Graphic novels, what’s in a name?

If someone asked me the impossible question, “What have been the most important works of art produced in Portland in the past 15 years,” I’d probably stall for time and then include Joe Sacco’s Palestine and Craig Thompson’s Blankets on my list. Most of that has to do with the quality and the startling originality of both books. But some would be because their art form, the “graphic novel,” is in its infancy and good work therefore has more influence on it.

cover War’s End, by Joe SaccoAt this point, the standing of the graphic novel as an art form needs no defense. It might need some definition, though — some of the best of what we call “graphic novels” aren’t really novels at all, by which I mean simply that they aren’t intentional fictions. They are journalism or memoir or a hybrid of the two. Sacco’s Palestine is a case in point and so is Thompson’s Blankets, one an account of two-and-a-half months traveling in the Middle East and the other a memoir of growing up in an evangelical Christian family.

So, with the purpose of taking the novel out of “graphic novel” and replacing it with… something else, I’m proposing a three-book, four-part excursion into a particular combination of text and drawing. And this introduction is Part One. Not to worry: The parts will be short.

Neither Palestine nor Blankets is on the docket. They’ve been described a LOT (even I have written about Palestine before). But both Sacco and Thompson are. French-Canadian cartoonist/graphic memoirist Guy Delisle also figures. In the three books we’ll consider, these artists share a few things in common:

1) They give a “true” account of what they witnessed and felt. I don’t mean true in the sense that a novel can be “true” to life. I mean that they explicitly hope to convey what they’ve seen and/or experienced.

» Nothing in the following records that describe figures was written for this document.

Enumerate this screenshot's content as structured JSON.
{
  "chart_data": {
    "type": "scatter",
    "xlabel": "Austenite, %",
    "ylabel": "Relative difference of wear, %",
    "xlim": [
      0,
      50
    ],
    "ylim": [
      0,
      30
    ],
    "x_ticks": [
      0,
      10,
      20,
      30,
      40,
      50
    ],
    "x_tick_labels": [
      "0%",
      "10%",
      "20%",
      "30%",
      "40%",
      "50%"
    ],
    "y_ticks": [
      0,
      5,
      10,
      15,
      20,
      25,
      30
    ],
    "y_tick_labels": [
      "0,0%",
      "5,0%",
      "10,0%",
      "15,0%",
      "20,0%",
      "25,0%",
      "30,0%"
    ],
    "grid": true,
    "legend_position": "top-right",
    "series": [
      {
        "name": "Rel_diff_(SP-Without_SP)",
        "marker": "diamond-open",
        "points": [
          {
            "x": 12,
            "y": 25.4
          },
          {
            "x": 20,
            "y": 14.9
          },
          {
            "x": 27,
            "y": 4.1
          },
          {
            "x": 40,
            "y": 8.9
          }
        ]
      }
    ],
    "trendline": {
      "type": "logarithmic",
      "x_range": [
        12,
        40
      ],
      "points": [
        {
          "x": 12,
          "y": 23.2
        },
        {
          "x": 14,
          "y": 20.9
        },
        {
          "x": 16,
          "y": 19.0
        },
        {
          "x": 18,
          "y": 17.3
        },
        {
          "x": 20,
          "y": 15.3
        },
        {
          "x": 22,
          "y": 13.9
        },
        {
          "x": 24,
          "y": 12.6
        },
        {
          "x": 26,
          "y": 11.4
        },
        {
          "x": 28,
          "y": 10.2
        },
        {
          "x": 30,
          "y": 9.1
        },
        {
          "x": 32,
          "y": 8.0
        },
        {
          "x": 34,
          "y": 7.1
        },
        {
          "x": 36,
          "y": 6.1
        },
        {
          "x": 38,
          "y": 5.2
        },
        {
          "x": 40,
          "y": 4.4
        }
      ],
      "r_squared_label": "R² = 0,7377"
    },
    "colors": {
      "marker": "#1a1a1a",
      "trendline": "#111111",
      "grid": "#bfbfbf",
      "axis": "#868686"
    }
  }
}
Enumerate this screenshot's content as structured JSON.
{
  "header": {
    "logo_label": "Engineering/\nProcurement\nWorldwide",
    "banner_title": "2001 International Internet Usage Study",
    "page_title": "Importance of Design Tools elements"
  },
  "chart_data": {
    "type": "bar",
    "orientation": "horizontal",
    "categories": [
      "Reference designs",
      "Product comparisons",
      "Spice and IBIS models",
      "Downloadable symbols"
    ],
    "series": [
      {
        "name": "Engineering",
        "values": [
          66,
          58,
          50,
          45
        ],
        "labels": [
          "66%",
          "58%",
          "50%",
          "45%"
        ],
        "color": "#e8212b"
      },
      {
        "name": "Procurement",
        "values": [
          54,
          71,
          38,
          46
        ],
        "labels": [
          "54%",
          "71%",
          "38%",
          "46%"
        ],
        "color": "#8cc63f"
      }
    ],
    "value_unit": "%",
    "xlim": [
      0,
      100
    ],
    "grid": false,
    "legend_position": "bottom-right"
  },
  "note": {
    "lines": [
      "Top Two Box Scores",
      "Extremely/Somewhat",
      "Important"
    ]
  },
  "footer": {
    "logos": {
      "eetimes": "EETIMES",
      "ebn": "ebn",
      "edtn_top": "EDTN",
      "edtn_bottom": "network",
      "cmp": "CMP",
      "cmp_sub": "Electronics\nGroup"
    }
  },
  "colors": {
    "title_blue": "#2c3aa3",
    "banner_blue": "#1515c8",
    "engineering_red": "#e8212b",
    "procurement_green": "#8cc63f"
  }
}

2) Their accounts are in first person. We know exactly where they stand in the narrative and in relationship to the people they are representing in text or pictures. Often we can place them literally: Just outside the frame of the drawing, near enough to make out the details we see. Other times, they have drawn themselves into the frames.

3) Their own shifting states of mind figure prominently: They tell us how the way they are feeling or thinking might affect the narratives we are reading/viewing.

4) Although their drawing aims and intensity levels may differ, their visual images are at least as important as the words. In fact, we might be inclined to contest some of the text, knowing what we know about the limits of reporting and interviewing, but the drawings of all three are immediately convincing, despite their different styles. The drawing don’t just convey information, either, they create a felt world for the reader/viewer.

As we look at the work — Thompson’s Carnet de Voyage (2004, Top Shelf Productions), Delisle’s Pyongyang: A Journey in North Korea (2003, Drawn and Quarterly Books) and Sacco’s War’s End: Profiles From Bosnia 1995-96 (2005, Drawn and Quarterly Books) — we’ll keep an eye out for how they do “journalism” and memoir, what problems their methods generate, what in the end makes this form and their individual descriptions of life important. The observation that this sort of graphic non-fiction shouldn’t be called a “graphic novel,” isn’t new, of course (see Douglas Wolk’s Reading Comics, p. 62, for example). But maybe we’ll figure out what to call them, once we look at a few in detail.